Our environment is cleaner and healthier than it used to be, too, because they figured out cleaner, safer, more efficient ways of producing goods and energy and entertainment.

Whenever I think about what the government should be doing in the current financial and economic crisis, I try to see things through the "productivity lens"-- what policies will make us more productive?

Does increasing the minimum wage make us more productive? (no, it looks like it just raises teenage unemployment, and unemployment is bad for productivity.)

Does lengthening unemployment benefits increase productivity? (these researchers say yes, although these ones find that it is mostly wealthier people who take advantage of extended unemployment insurance-- and since everybody pays into the unemployment insurance system lengthening benefits might just end up being Yet Another Regressive Tax.)

Does spending money on public works projects make us more productive? (yes, if they're fulfilling an actual need and aren't just make-work projects or pork-barrel projects designed to make politically connected contractors rich.)

Is it better for productivity to tax when money is spent or earned, or does it not matter? (I don't know. I do know that a simpler tax system would make us all more productive, because we'd spend less time and money on the unproductive task of filling out forms to make the IRS happy.)

The economy is a huge, complex, chaotic system that nobody fully understands. I think the best the government can do is create policies that will encourage and reward productive behavior, and then stand back and get out of the way.

4 comments:

LarryK4 said...

When products or services compete they get better; but only when the playing field is level.

Government--even in little old Amherst--only need enforce actual safety issues (across the board)...otherwise, get the Hell out of the way.

Gavin Andresen said...

I think there's a (small) role for government beyond safety; true "public goods" like street lights or streets are almost certainly best provided by government.

It's amazing, though, how many things people throw into the "public goods" category.
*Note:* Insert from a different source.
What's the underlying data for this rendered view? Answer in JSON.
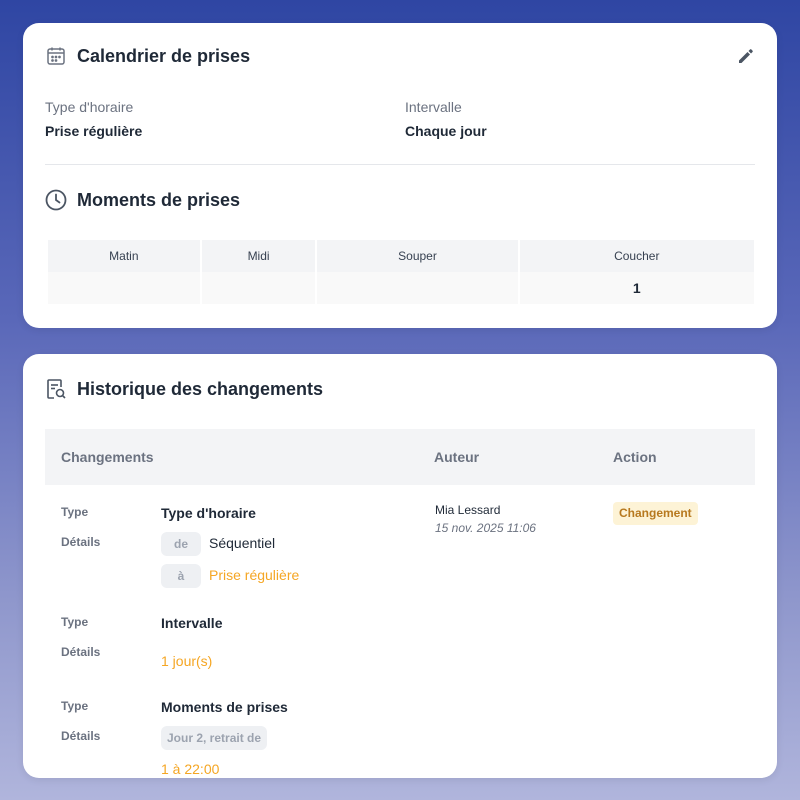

When I lived in California city taxes paid for trash collection, and people couldn't conceive of it being any other way. "Without public trash pickup you'll have trash piled up in the streets!"

I'd bet $100 that Amherst's competing private trash companies haul more trash for a lot less money than the City of Palo Alto.

LarryK4 said...

When I was growing up in Amherst (a long time ago) trash pickup was the job of the DPW. Not any more of course.

And Brian Morton first came to notice a dozen years ago after he did a presentation on the floor of Town Meeting about how inefficient the DPW was at leaf pickup (speaking against a capital item for a leaf loader).

Of course at the time he was running a private landscape company, so he would know all about that.

Alison said...

Good point about the differing defintions of "public good!" Where I came from and additionally from a public health perspective, trash removal is considered an essential part of government service.